Re: [PATCH v3 2/3] driver core: fw_devlink: Add support for FWNODE_FLAG_NEEDS_CHILD_BOUND_ON_ADD

From: Saravana Kannan
Date: Tue Sep 21 2021 - 16:07:58 EST


Sorry I've been busy with LPC and some other stuff and could respond earlier.

On Tue, Sep 21, 2021 at 12:50 PM Andrew Lunn <andrew@xxxxxxx> wrote:
>
> > It works at a device level, so it doesn't know about resources. The
> > only information it has is of the "this device may depend on that
> > other device" type and it uses that information to figure out a usable
> > probe ordering for drivers.
>
> And that simplification is the problem. A phandle does not point to a
> device, it points to a resource of a device. It should really be doing
> what the driver would do, follow the phandle to the resource and see
> if it exists yet. If it does not exist then yes it can defer the
> probe. If the resource does exist, allow the driver to probe.
>
> > Also if the probe has already started, it may still return
> > -EPROBE_DEFER at any time in theory
>
> Sure it can, and does. And any driver which is not broken will
> unregister its resources on the error path. And that causes users of
> the resources to release them. It all nicely unravels, and then tries
> again later. This all works, it is what these drivers do.

One of the points of fw_devlink=on is to avoid the pointless deferred
probes that'd happen in this situation. So saying "let this happen"
when fw_devlink=on kinda beats the point of it. See further below.

>
> > However, making children wait for their parents to complete probing is
> > generally artificial, especially in the cases when the children are
> > registered by the parent's driver.
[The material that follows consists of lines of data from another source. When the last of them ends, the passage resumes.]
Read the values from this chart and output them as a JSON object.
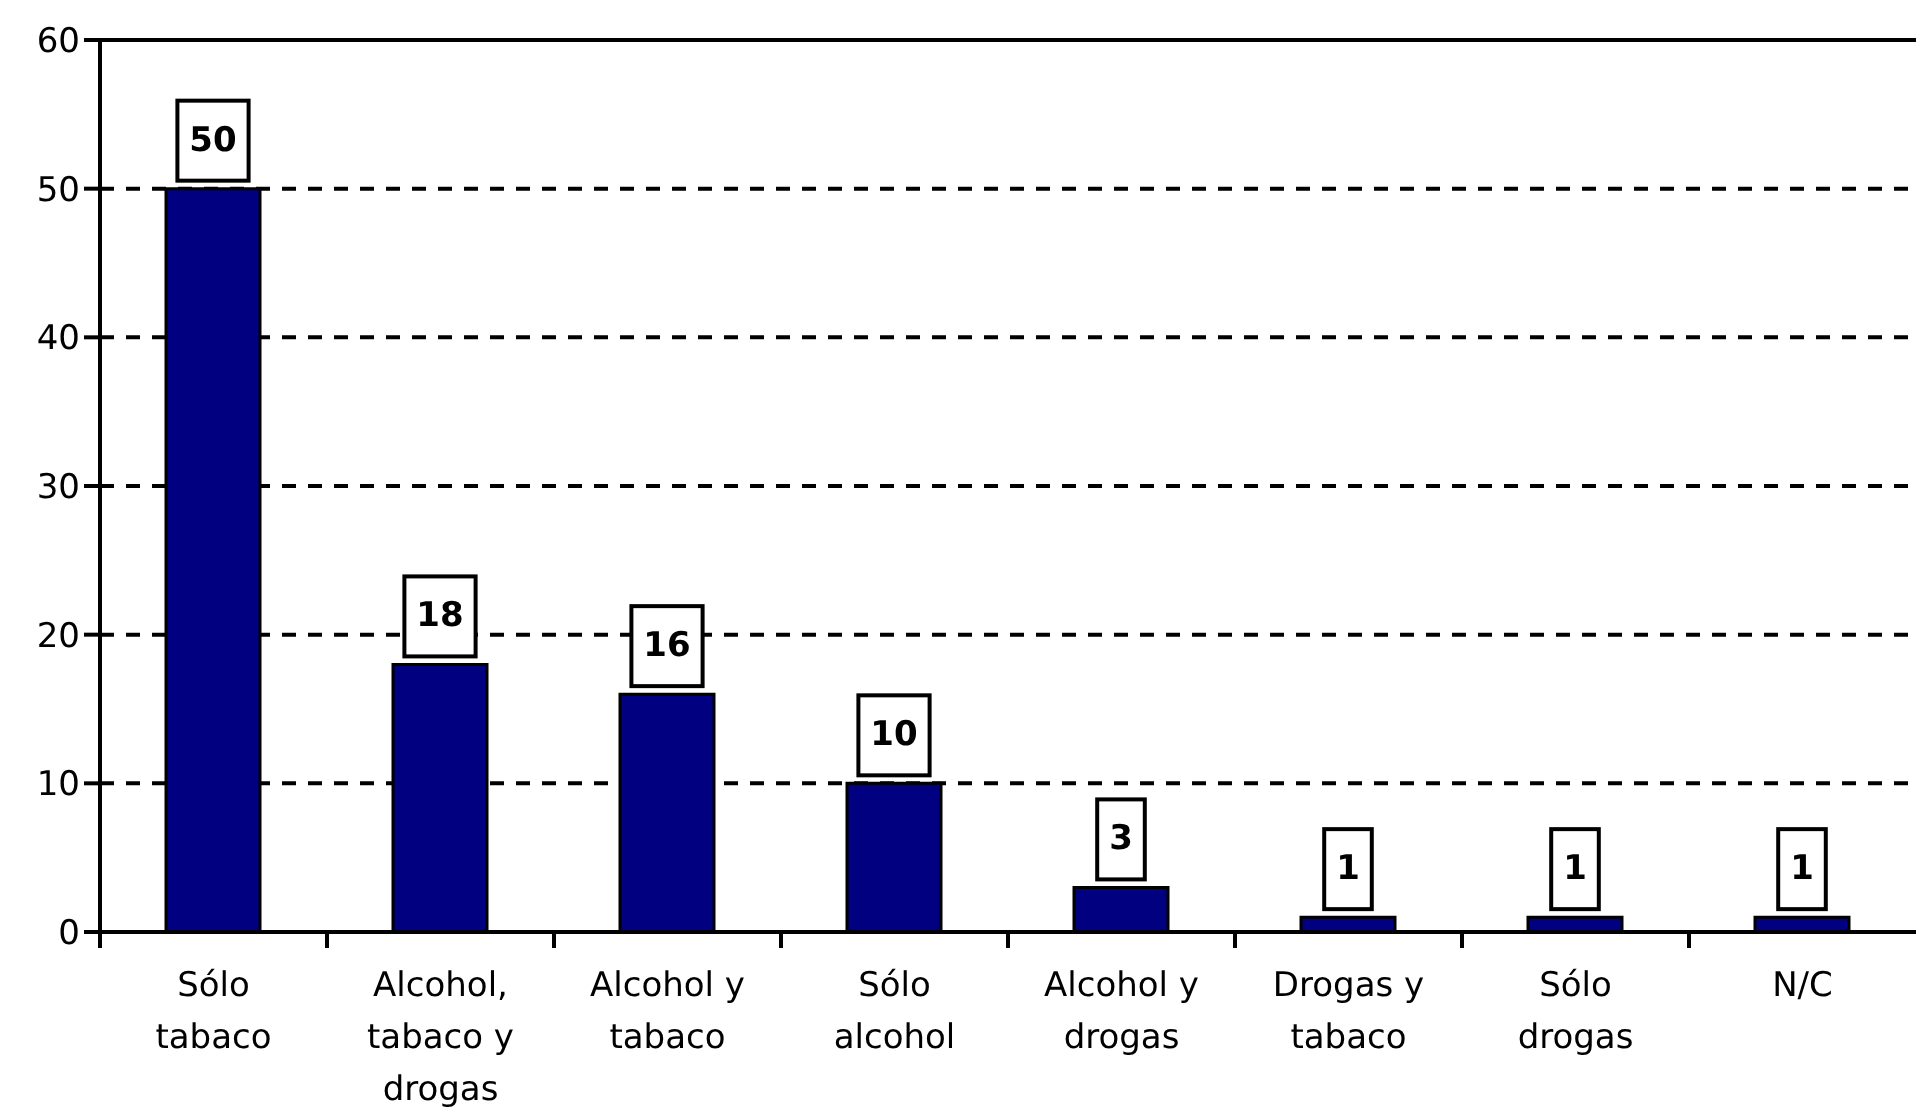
{
  "chart_data": {
    "type": "bar",
    "categories": [
      "Sólo tabaco",
      "Alcohol, tabaco y drogas",
      "Alcohol y tabaco",
      "Sólo alcohol",
      "Alcohol y drogas",
      "Drogas y tabaco",
      "Sólo drogas",
      "N/C"
    ],
    "values": [
      50,
      18,
      16,
      10,
      3,
      1,
      1,
      1
    ],
    "color": "#000080",
    "ylim": [
      0,
      60
    ],
    "yticks": [
      0,
      10,
      20,
      30,
      40,
      50,
      60
    ],
    "grid": "y",
    "data_labels": true
  }
}
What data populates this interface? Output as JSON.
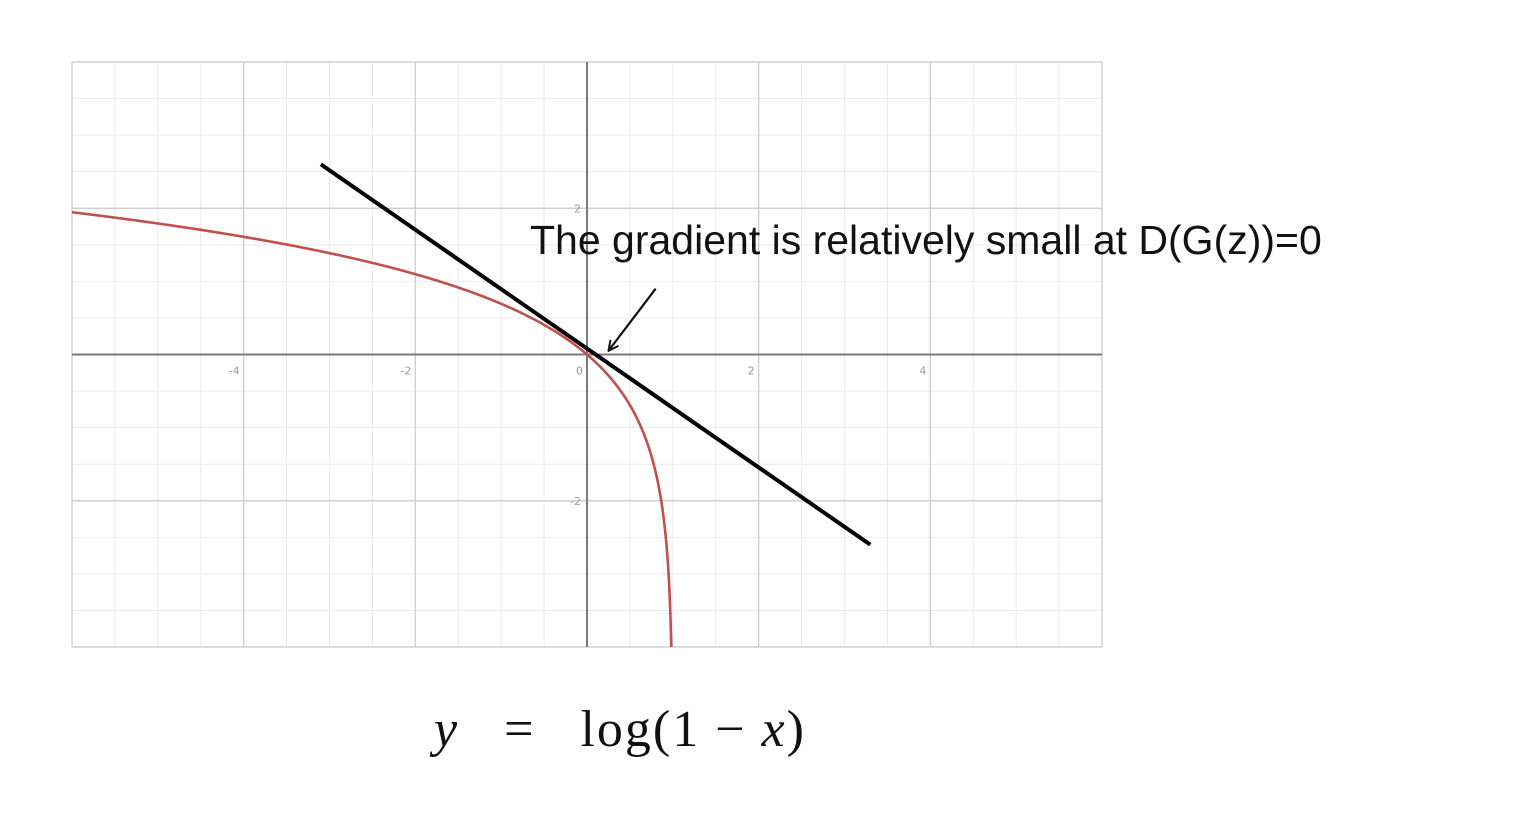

So waiting should be an exception
> > in these cases, not a rule.

Rafael,

There are cases where the children try to probe too quickly (before
the parent has had time to set up all the resources it's setting up)
and the child defers the probe. Even Andrew had an example of that
with some ethernet driver where the deferred probe is attempted
multiple times wasting time and then it eventually succeeds.

Considering there's no guarantee that a device_add() will result in
the device being bound immediately, why shouldn't we make the child
device wait until the parent has completely probed and we know all the
resources from the parent are guaranteed to be available? Why can't we
treat drivers that assume a device will get bound as soon as it's
added as the exception (because we don't guarantee that anyway)?

Also, this assumption that the child will be bound successfully upon
addition forces the parent/child drivers to play initcall chicken --
the child's driver has to be registered before the parent's driver. We
should be getting away from those by fixing the parent driver that's
making these assumptions (I'll be glad to help with that). We need to
be moving towards reducing pointless deferred probes and initcall
ordering requirements instead of saying "this bad assumption used to
work, so allow me to continue doing that".

-Saravana

> So are you suggesting that fw_devlink core needs to change, recognise
> the dependency on a parent, and allow the probe? Works for me. Gets us
> back to before fw_devlink.